A son retour à l’hôpital, il a été surpris de constater qu’on avait vendu 2 poches de sang à sa tante, pour 5000 F Cfa. Sachant que la vente de sang est interdite, il a écrit donc au directeur du CNTS pour que l’affaire soit tirée au clair. Ce dernier, muni des références d’une des deux poches, a tôt fait de l’identifier et d’écrire au directeur de l’hôpital pour «l’informer que la vente illicite de sang se poursuit toujours au sein de l’hôpital». Le vendeur également sera vite identifié.
Il s’agirait d’un manoeuvre de l’hôpital. Il sera arrêté par les agents du Commissariat de police du 1er arrondissement. Ce qui a provoqué la colère du comité syndical de CHU-GT, c’est la manière et les conditions de cette arrestation jugée par les travailleurs dégradante et humiliante pour leur collègue. En effet, selon eux, le manoeuvre a été arrêté et menotté, publiquement et dans l’enceinte de l’hôpital, alors qu’il portait la blouse, sacrée à leurs yeux.
Ils estiment que les policiers auraient pu interpeller le suspect sans l’humilier et porter ainsi un préjudice à son honneur et à celui de tous les autres travailleurs. En outre, au moment de son arrestation, le manoeuvre était en plein boulot devant s’occuper de déménager plusieurs femmes qui venaient d’être césarisées.
Cela a causé des désagréments. Les responsables du comité syndical se disent contre la vente de médicaments ou de sang, donc qu’ils réprouvent la conduite du manoeuvre, mais se disent aussi contre la manière dont la police est intervenue au sein de l’hôpital. Une réunion, qui a regroupé le syndicat national de la santé, le syndicat des cadres médicaux et le comité syndical de l’hôpital, a permis de calmer la tension en mettant fin au sit-in. Pour quelques temps seulement car les travailleurs menacent d’aller en grève si leur collègue n’était pas libéré.
Le fait pourrait relever du simple fait divers si certaines zones n’étaient pas aussi sombres. En effet, comment un simple manoeuvre de l’hôpital a pu avoir accès à du sang provenant du CNTS ? Selon le Directeur du CNTS, Anotole Tounkara, l’une des poches incriminées a été prélevée le 24/02/2005 et a été donnée au nom d’une patiente sensée se trouver à Dioïla, le 25/01/2005.
Comment s’est-elle retrouvée à Gabriel Touré ? Une autre question est de savoir pourquoi les hôpitaux ne disposent pas de stocks de sang dans les armoires frigorifiques prévues à cet effet, et pourquoi ils ne sont pas régulièrement approvisionnés par le CNTS ? Troisième question : pourquoi le directeur de l’hôpital n’exige pas ce ravitaillement au besoin en faisant intervenir la ministre de la Santé ? Et aussi, si les hôpitaux ne sont pas ravitaillés que fait le CNTS avec le sang collecté et qui est remplacé sitôt donné ?

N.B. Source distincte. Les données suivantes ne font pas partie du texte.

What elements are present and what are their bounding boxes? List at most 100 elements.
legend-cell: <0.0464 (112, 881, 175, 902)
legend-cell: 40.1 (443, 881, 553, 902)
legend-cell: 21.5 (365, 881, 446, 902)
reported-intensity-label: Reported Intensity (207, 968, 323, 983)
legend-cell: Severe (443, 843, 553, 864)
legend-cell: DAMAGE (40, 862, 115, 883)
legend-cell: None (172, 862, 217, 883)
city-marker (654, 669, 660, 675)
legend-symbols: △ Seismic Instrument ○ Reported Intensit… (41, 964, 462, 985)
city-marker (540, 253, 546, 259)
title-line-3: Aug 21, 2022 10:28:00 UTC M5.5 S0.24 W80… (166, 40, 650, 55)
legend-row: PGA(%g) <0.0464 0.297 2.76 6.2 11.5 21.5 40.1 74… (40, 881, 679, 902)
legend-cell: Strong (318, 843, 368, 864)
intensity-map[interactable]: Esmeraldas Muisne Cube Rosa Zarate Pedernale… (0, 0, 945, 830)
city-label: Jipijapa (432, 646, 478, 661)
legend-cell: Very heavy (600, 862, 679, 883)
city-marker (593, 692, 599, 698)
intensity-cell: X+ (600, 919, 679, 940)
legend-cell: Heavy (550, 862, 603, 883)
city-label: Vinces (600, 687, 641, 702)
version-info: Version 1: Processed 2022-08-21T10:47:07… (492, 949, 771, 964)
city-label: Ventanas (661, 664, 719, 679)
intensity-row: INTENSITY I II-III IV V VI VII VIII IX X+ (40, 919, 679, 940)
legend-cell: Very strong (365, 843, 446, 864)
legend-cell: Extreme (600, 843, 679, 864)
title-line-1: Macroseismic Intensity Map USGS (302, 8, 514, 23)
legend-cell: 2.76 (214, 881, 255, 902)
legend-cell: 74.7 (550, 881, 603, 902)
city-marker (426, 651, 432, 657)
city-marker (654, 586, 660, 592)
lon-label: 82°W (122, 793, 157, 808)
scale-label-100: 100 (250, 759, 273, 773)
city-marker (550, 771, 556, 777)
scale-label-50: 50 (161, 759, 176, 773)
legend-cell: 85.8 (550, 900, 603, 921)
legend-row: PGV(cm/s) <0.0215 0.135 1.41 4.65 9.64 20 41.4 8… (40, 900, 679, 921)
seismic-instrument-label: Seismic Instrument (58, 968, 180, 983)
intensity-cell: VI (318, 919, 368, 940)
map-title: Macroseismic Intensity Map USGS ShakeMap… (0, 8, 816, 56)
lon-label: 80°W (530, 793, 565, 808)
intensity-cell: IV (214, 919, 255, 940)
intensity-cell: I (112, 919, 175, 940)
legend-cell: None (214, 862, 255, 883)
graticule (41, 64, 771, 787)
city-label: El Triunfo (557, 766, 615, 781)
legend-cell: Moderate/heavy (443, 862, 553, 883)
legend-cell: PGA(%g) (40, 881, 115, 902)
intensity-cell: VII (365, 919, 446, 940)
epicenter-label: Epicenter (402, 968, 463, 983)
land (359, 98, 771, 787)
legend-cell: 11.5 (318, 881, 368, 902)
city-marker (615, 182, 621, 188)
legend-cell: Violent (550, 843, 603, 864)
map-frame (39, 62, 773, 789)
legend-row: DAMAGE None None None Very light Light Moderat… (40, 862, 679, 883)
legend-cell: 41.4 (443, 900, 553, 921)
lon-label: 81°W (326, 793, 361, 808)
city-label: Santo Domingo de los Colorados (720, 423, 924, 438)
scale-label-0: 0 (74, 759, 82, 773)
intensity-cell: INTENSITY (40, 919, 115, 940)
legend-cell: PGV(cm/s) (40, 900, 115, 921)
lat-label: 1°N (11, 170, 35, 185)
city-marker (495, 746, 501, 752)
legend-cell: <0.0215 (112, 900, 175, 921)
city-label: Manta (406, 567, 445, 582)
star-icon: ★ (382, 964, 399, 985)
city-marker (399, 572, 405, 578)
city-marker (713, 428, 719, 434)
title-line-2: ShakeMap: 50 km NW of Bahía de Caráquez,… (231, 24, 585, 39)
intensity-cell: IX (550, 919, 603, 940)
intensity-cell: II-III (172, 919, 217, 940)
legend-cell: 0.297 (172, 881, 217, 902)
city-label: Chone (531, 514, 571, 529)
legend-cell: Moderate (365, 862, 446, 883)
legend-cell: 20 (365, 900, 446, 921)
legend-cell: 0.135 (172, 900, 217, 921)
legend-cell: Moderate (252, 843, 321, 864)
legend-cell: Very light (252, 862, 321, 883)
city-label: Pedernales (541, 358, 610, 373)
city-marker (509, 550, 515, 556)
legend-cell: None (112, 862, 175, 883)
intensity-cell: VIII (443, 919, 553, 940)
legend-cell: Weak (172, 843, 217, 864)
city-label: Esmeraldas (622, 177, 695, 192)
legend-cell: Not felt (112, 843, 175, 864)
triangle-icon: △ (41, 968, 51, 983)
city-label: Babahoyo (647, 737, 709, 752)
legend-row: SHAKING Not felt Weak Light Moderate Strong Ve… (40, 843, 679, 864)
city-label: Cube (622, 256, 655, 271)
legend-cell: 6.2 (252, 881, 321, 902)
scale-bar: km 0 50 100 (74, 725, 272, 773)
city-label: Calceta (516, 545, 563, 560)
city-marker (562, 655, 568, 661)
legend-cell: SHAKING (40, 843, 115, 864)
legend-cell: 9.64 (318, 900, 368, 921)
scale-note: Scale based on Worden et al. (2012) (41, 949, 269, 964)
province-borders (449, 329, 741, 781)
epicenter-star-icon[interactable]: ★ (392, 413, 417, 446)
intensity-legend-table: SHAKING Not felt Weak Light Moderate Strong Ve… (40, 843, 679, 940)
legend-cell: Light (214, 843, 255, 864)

Ces questions peuvent servir à alimenter les rumeurs selon lesquelles, il existerait un véritable marché noir du sang. En tout cas, elles posent la question de la gestion du sang. Selon un interlocuteur, responsable syndical, l’administration de l’hôpital et la direction du CNTS n’auraient aucun intérêt dans une gestion transparente des stocks de sang, qui serait vendu dans des circuits parallèles.
Car selon ce responsable syndical, il y a trop souvent pénurie de sang au niveau du CNTS et des hôpitaux alors que les poches de sang sont vendues sous le manteau. Par ailleurs, il estime que dans le cas présent, la situation aurait pu être gérée à l’interne, conformément au règlement intérieur de l’hôpital qui prévoit des sanctions en pareil cas.
Alors pourquoi le directeur de l’hôpital est-il passé outre en faisant directement intervenir la police au lieu de laisser le comité syndical gérer la situation ? D’où la colère des syndicalistes qui estiment que leur directeur les a donné en pâture, à travers un des leurs.
A noter que l’arrêt de travail n’a pas complètement paralysé l’hôpital car, durant ces quelques heures, un service minimum était assuré et des équipes de gardes étaient prêtes à intervenir en cas d’urgence.